Репинка с Седышарой пошли за вином, а мы вроде как всё ещё ожидали вокалиста, только жалко почти трезвые. Конечно, наш настрой обильно подкреплялся происходящим на сцене, но вот так, в трезвом уме и памяти, броситься на хоть и зассатенького, но всё же человека и попытаться отгрызть ему голову — на это не способен даже индивидуум, называющий себя Блю Ундино, стремящийся стать самогоном и добровольно одетый в майку «BOSS» (ну и слава богу!), а я и подавно. Тем более публично — а что если не получится, и ещё нам выдадут тачечку кой-чего? Саша предложил чуть отойти и купить хотя бы по бутилочке пивца — если уж сразу не есть голову, то хотя бы будет чем швырнуть — вокруг все почему-то пили по-плебейски-удодски «пиво в кеглях».
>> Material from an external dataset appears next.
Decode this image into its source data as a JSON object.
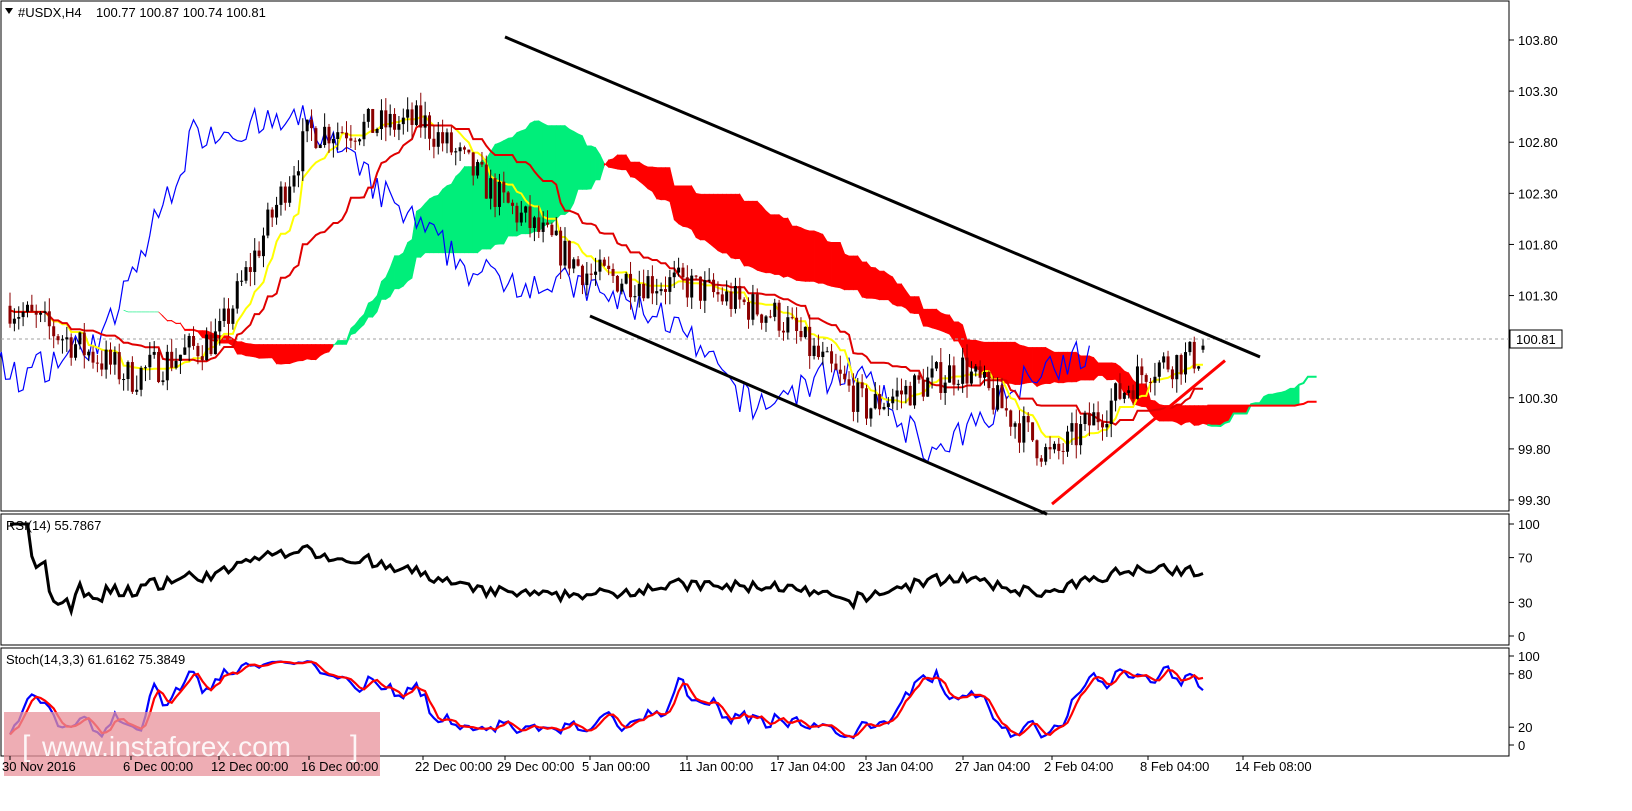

Чуть отойдя, мы наткнулись на Зельцер, стоящую тут же под берёзой — словно на картинке, которые выжигают или чеканят на зоне. Она была всё та же: на ней была, кажется, коттонка, на которую были выпущены вьющиеся волосы, она опять была брутально накрашена. (Хотя я наверно обратил на неё столько же внимания, сколько Гумберт Гумберт уделил бы старушке Шапокляк, присевшей на корточки в песочнице и играющей со щеночком). Саша, как вы заметили, всегда был очень непосредственен в своих эмоциях и высказываниях: «Ты что, тоже подкрадываешься пиздить вокалиста?» Она сказала, что с удовольствием бы ду ит, да ещё и с Васей Ручкиным, коего она ожидает уже час.